ATE1 activates ER-stress and UPR pathways in glioblastoma

Post-translational modifications (PTM) have been recognized as a relevant regulation of key processes in cancer pathophysiology, such as cell migration, adhesion, and proliferation. N-terminal protein arginylation is an emerging PTM involved in tumor progression; however, the mechanisms by which this modification influences these events are poorly understood and vary according to cancer type. Glioblastoma (GBM) is an aggressive intra-axial brain tumor associated with poor prognosis, low survival, and high recurrence rate. We performed a study combining in silico , in vitro , and patients samples analysis to understand the impact of N-terminal protein arginylation in GBM, including overexpression and silencing of ATE1 in GBM-U87MG cell line with RNASeq analysis, immunofluorescence, and validation of the identified targets at the protein level by immunoblotting. The arginylation pattern differed in GBM compared with non-neoplastic brain tissues, and upregulation of ATE1 was associated with increased tumor cell proliferation.
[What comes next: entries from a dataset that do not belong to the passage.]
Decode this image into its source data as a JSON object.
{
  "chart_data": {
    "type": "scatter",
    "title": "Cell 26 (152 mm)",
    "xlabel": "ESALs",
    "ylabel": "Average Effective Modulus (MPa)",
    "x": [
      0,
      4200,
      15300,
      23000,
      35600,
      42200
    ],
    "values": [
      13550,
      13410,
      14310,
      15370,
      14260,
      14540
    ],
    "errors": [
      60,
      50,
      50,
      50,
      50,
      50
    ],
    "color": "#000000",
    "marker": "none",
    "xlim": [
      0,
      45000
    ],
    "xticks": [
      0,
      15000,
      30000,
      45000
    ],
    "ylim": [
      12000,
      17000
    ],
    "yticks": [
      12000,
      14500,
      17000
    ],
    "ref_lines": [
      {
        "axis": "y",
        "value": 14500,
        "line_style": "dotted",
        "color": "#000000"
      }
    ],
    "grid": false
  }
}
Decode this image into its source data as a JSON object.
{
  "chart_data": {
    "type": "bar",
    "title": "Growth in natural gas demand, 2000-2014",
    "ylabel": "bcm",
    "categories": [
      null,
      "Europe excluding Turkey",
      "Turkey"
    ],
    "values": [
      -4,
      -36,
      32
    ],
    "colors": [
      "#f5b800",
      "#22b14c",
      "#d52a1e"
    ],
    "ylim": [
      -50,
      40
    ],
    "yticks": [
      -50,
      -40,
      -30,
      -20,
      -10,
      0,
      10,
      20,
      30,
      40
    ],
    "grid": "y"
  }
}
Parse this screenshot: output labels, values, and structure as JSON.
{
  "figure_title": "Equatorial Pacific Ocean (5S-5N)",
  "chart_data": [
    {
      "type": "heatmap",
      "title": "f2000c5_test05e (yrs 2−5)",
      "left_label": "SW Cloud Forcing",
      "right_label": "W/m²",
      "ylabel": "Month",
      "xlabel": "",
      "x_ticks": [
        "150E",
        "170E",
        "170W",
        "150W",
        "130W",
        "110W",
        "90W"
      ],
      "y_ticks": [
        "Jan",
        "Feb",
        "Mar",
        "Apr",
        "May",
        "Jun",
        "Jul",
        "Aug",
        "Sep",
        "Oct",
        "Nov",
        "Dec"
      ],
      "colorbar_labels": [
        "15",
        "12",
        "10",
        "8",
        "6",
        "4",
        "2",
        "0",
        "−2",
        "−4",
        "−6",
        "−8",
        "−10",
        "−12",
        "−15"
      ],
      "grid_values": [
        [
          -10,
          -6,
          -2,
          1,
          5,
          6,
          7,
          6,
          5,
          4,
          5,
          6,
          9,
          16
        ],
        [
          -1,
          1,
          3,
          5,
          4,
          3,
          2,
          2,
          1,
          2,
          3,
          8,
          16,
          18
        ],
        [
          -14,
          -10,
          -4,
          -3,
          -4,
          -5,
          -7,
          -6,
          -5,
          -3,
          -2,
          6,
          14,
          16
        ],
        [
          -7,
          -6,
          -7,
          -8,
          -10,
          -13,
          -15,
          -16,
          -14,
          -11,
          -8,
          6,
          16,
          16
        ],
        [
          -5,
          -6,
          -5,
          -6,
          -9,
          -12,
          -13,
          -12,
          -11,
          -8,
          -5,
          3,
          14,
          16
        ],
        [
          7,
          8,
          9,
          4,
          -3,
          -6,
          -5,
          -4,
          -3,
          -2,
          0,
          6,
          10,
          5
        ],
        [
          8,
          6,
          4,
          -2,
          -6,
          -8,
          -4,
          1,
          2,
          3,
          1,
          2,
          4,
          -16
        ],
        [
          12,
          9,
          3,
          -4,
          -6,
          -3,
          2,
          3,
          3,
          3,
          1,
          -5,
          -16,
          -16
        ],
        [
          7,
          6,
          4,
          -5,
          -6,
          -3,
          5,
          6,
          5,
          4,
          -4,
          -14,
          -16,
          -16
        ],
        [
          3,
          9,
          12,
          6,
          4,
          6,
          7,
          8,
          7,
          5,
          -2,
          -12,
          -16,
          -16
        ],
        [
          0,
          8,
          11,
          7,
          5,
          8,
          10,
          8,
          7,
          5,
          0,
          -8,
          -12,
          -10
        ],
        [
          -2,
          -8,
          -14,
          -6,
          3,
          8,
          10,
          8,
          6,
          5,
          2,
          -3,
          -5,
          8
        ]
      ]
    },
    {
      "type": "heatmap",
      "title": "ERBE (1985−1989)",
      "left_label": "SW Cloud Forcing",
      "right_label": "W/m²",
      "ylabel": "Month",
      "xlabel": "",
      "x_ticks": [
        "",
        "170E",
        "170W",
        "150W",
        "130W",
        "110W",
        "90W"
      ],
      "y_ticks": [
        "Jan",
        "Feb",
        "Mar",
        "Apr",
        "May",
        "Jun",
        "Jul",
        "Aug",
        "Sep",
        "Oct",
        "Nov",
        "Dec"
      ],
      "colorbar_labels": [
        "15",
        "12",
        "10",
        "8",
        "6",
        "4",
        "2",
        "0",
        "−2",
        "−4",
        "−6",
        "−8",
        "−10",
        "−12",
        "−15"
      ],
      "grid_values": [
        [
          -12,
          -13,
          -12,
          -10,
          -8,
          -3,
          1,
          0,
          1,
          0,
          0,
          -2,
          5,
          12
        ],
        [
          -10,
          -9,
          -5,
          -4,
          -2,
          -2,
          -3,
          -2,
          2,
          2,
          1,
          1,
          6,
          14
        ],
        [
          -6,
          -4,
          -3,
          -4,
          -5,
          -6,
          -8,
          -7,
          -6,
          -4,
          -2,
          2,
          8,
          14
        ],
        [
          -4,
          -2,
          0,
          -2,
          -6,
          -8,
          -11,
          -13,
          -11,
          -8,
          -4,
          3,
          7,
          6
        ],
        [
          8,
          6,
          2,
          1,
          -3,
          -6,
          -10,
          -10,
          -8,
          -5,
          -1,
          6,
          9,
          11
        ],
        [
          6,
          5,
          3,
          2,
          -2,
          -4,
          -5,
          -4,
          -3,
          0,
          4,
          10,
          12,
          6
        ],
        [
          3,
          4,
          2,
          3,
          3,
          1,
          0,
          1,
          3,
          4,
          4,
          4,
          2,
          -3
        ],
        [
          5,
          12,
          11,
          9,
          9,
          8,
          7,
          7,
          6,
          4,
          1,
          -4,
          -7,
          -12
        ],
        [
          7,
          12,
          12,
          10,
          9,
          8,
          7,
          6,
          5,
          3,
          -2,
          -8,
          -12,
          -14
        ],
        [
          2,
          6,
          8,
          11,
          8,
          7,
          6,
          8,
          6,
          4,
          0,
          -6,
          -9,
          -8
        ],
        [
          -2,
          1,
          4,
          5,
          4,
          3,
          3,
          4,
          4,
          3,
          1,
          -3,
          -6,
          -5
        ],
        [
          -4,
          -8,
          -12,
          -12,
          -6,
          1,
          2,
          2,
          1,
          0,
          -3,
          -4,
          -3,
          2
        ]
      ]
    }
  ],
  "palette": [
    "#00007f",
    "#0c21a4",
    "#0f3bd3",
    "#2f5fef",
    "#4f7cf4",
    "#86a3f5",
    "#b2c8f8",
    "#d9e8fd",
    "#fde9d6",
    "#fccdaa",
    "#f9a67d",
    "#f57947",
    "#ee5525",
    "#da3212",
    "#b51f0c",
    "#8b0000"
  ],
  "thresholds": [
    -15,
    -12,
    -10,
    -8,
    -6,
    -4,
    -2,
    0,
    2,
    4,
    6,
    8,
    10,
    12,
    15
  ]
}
We identified a strong activation of the unfolded protein response (UPR) pathway associated with increased ATE1 level, inducing autophagy and not apoptosis. Protein arginylation in GBM proved to be an important mechanism for tumor growth, with the recycling of cell substrates by autophagy, providing fitness for tumor cells. The expressions of the main markers of UPR and autophagy pathways were validated in human GBM samples, reinforcing the role of ATE1 in the most aggressive brain tumor. ### Competing Interest Statement The authors have declared no competing interest.